El resto de la oposición votó en contra o se ausentó.
Los que se opusieron
Votaron en contra Daiana De Grazia y Marisa Marioli (Juntos por el Cambio), Eduardo Giordano y Omar Bartneche (La Libertad Avanza, este último reemplazado en la sesión), y Gustavo Moller (Unión Renovación y Fe).
Coincidieron en que el Ejecutivo “prefiere seguir exprimiendo al contribuyente antes que revisar su propio gasto”, recordando que el municipio aún no transparentó los contratos, sueldos políticos ni el detalle de la deuda acumulada.
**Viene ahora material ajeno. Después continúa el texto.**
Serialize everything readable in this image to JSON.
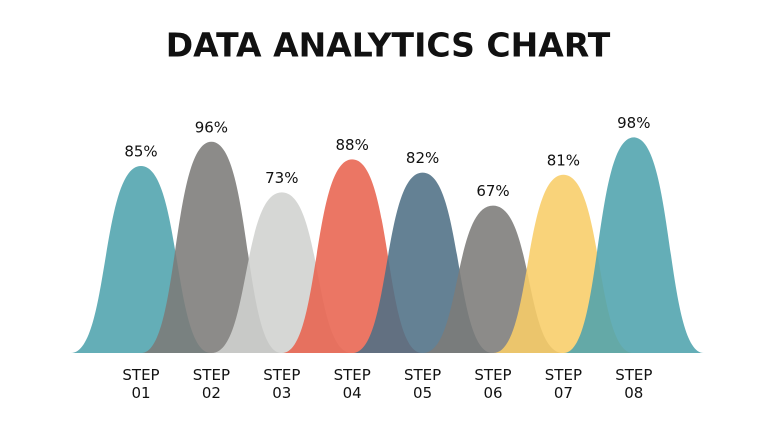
{
  "chart_data": {
    "type": "bell",
    "title": "DATA ANALYTICS CHART",
    "categories": [
      "STEP 01",
      "STEP 02",
      "STEP 03",
      "STEP 04",
      "STEP 05",
      "STEP 06",
      "STEP 07",
      "STEP 08"
    ],
    "values": [
      85,
      96,
      73,
      88,
      82,
      67,
      81,
      98
    ],
    "value_labels": [
      "85%",
      "96%",
      "73%",
      "88%",
      "82%",
      "67%",
      "81%",
      "98%"
    ],
    "colors": [
      "#4fa3ad",
      "#7c7b79",
      "#d0d1cf",
      "#e8634f",
      "#4f6f85",
      "#7c7b79",
      "#f8cd68",
      "#4fa3ad"
    ]
  }
}
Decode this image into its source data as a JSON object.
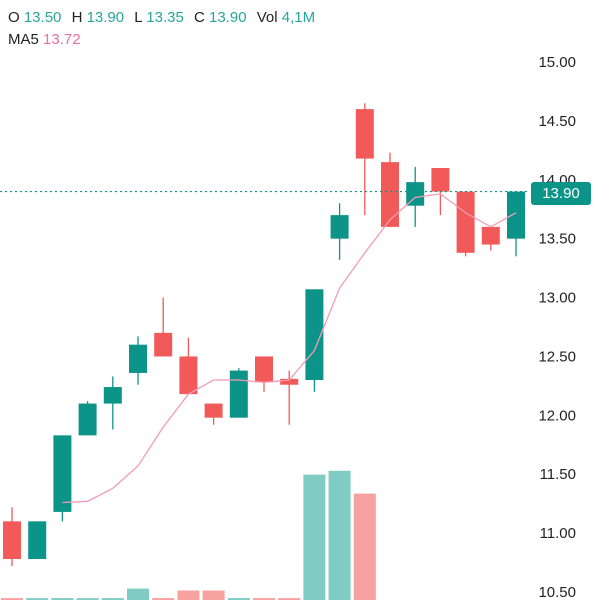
{
  "legend": {
    "open_label": "O",
    "open_value": "13.50",
    "high_label": "H",
    "high_value": "13.90",
    "low_label": "L",
    "low_value": "13.35",
    "close_label": "C",
    "close_value": "13.90",
    "vol_label": "Vol",
    "vol_value": "4,1M",
    "ma_label": "MA5",
    "ma_value": "13.72"
  },
  "current_price": "13.90",
  "colors": {
    "up": "#0d9488",
    "down": "#f25a5a",
    "up_volume": "#80cbc4",
    "down_volume": "#f7a1a1",
    "ma_line": "#f29bb7",
    "axis_text": "#222222",
    "price_line": "#0d9488"
  },
  "chart_data": {
    "type": "candlestick",
    "y_ticks": [
      "15.00",
      "14.50",
      "14.00",
      "13.50",
      "13.00",
      "12.50",
      "12.00",
      "11.50",
      "11.00",
      "10.50"
    ],
    "ylim": [
      10.45,
      15.25
    ],
    "candles": [
      {
        "open": 11.1,
        "close": 10.78,
        "high": 11.22,
        "low": 10.72
      },
      {
        "open": 10.78,
        "close": 11.1,
        "high": 11.1,
        "low": 10.78
      },
      {
        "open": 11.18,
        "close": 11.83,
        "high": 11.83,
        "low": 11.1
      },
      {
        "open": 11.83,
        "close": 12.1,
        "high": 12.12,
        "low": 11.83
      },
      {
        "open": 12.1,
        "close": 12.24,
        "high": 12.33,
        "low": 11.88
      },
      {
        "open": 12.36,
        "close": 12.6,
        "high": 12.67,
        "low": 12.26
      },
      {
        "open": 12.7,
        "close": 12.5,
        "high": 13.0,
        "low": 12.5
      },
      {
        "open": 12.5,
        "close": 12.18,
        "high": 12.66,
        "low": 12.18
      },
      {
        "open": 12.1,
        "close": 11.98,
        "high": 12.1,
        "low": 11.92
      },
      {
        "open": 11.98,
        "close": 12.38,
        "high": 12.4,
        "low": 11.98
      },
      {
        "open": 12.5,
        "close": 12.28,
        "high": 12.5,
        "low": 12.2
      },
      {
        "open": 12.31,
        "close": 12.26,
        "high": 12.38,
        "low": 11.92
      },
      {
        "open": 12.3,
        "close": 13.07,
        "high": 13.07,
        "low": 12.2
      },
      {
        "open": 13.5,
        "close": 13.7,
        "high": 13.8,
        "low": 13.32
      },
      {
        "open": 14.6,
        "close": 14.18,
        "high": 14.65,
        "low": 13.7
      },
      {
        "open": 14.15,
        "close": 13.6,
        "high": 14.23,
        "low": 13.6
      },
      {
        "open": 13.78,
        "close": 13.98,
        "high": 14.11,
        "low": 13.6
      },
      {
        "open": 14.1,
        "close": 13.9,
        "high": 14.1,
        "low": 13.7
      },
      {
        "open": 13.9,
        "close": 13.38,
        "high": 13.9,
        "low": 13.35
      },
      {
        "open": 13.6,
        "close": 13.45,
        "high": 13.6,
        "low": 13.4
      },
      {
        "open": 13.5,
        "close": 13.9,
        "high": 13.9,
        "low": 13.35
      }
    ],
    "ma5": [
      null,
      null,
      11.26,
      11.27,
      11.38,
      11.57,
      11.9,
      12.18,
      12.3,
      12.3,
      12.28,
      12.3,
      12.55,
      13.08,
      13.38,
      13.66,
      13.85,
      13.88,
      13.72,
      13.6,
      13.72
    ],
    "volume_relative": [
      0.05,
      0.05,
      0.05,
      0.05,
      0.05,
      0.3,
      0.05,
      0.25,
      0.25,
      0.05,
      0.05,
      0.05,
      3.3,
      3.4,
      2.8,
      0,
      0,
      0,
      0,
      0,
      0
    ]
  }
}
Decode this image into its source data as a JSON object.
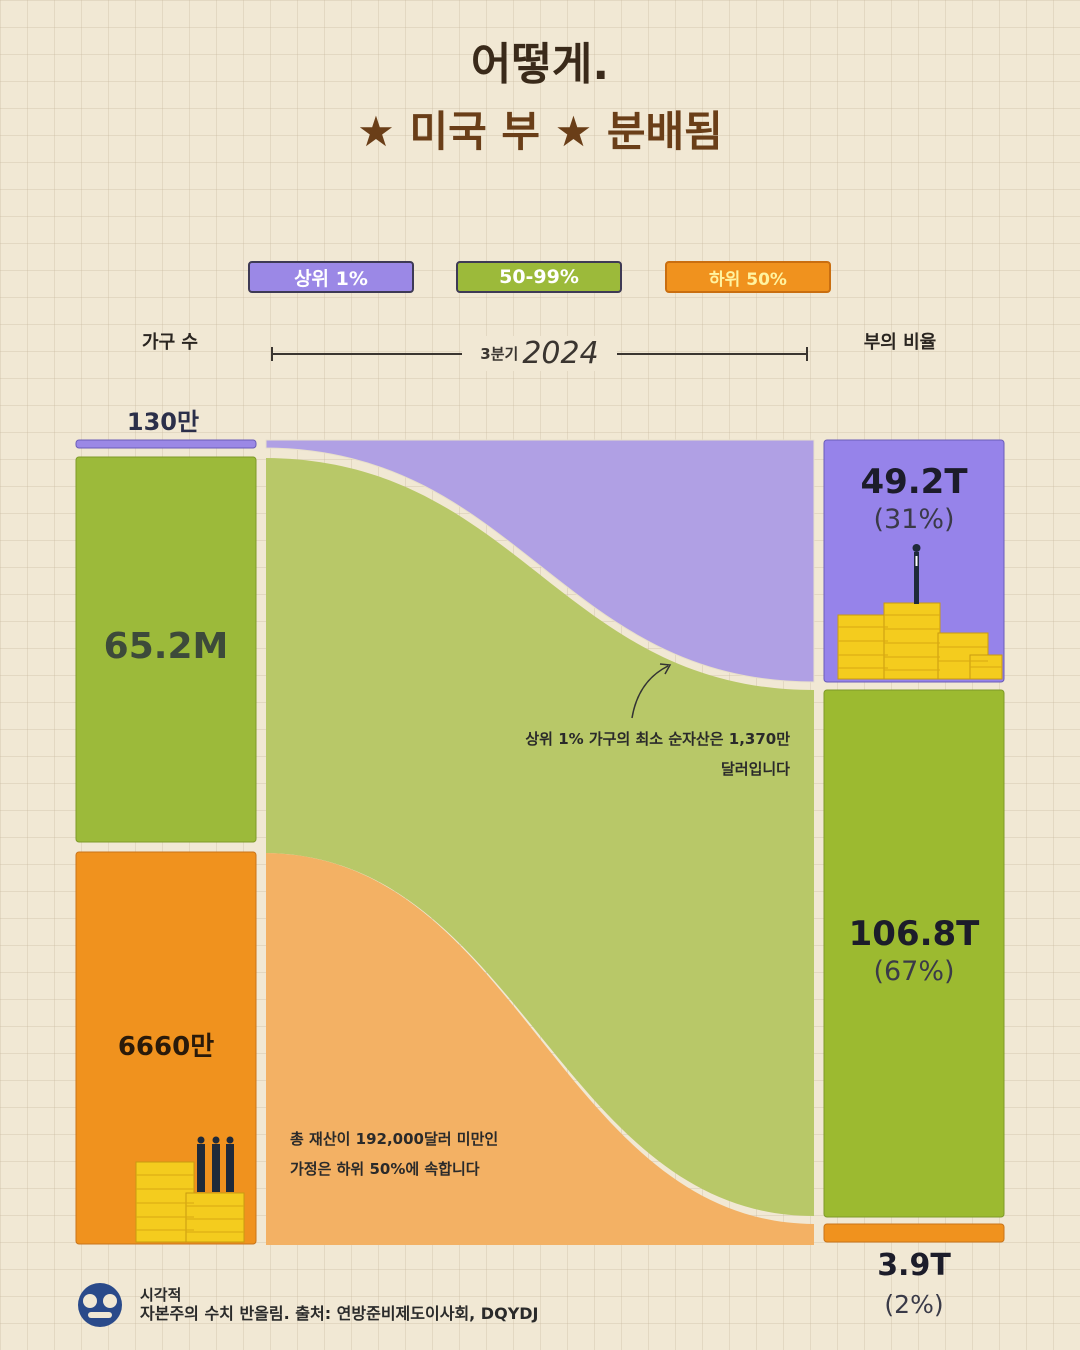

Un aumento que llega en el peor momento
El incremento fue votado en plena crisis financiera local.
A pocos días de admitir un déficit de más de 3.000 millones, el intendente Pablo Garate volvió a recurrir a la suba de tasas para financiar un Estado que no se ajusta.
En lugar de revisar su estructura, reducir cargos o recortar la pauta oficial, el municipio vuelve a elegir el camino más fácil: ajustar a los vecinos.
Mientras tanto, los servicios se degradan, el transporte sigue sin solución y los números del municipio no cierran ni con aumentos.
Conclusión
Tres Arroyos no necesita más incrementos disfrazados de “recomposición”.
Necesita un gobierno que explique cómo se llegó a un agujero de 3.000 millones y por qué quienes deben rendir cuentas siguen cobrando más mientras la gente paga más.
El aumento fue aprobado.
La austeridad sigue ausente.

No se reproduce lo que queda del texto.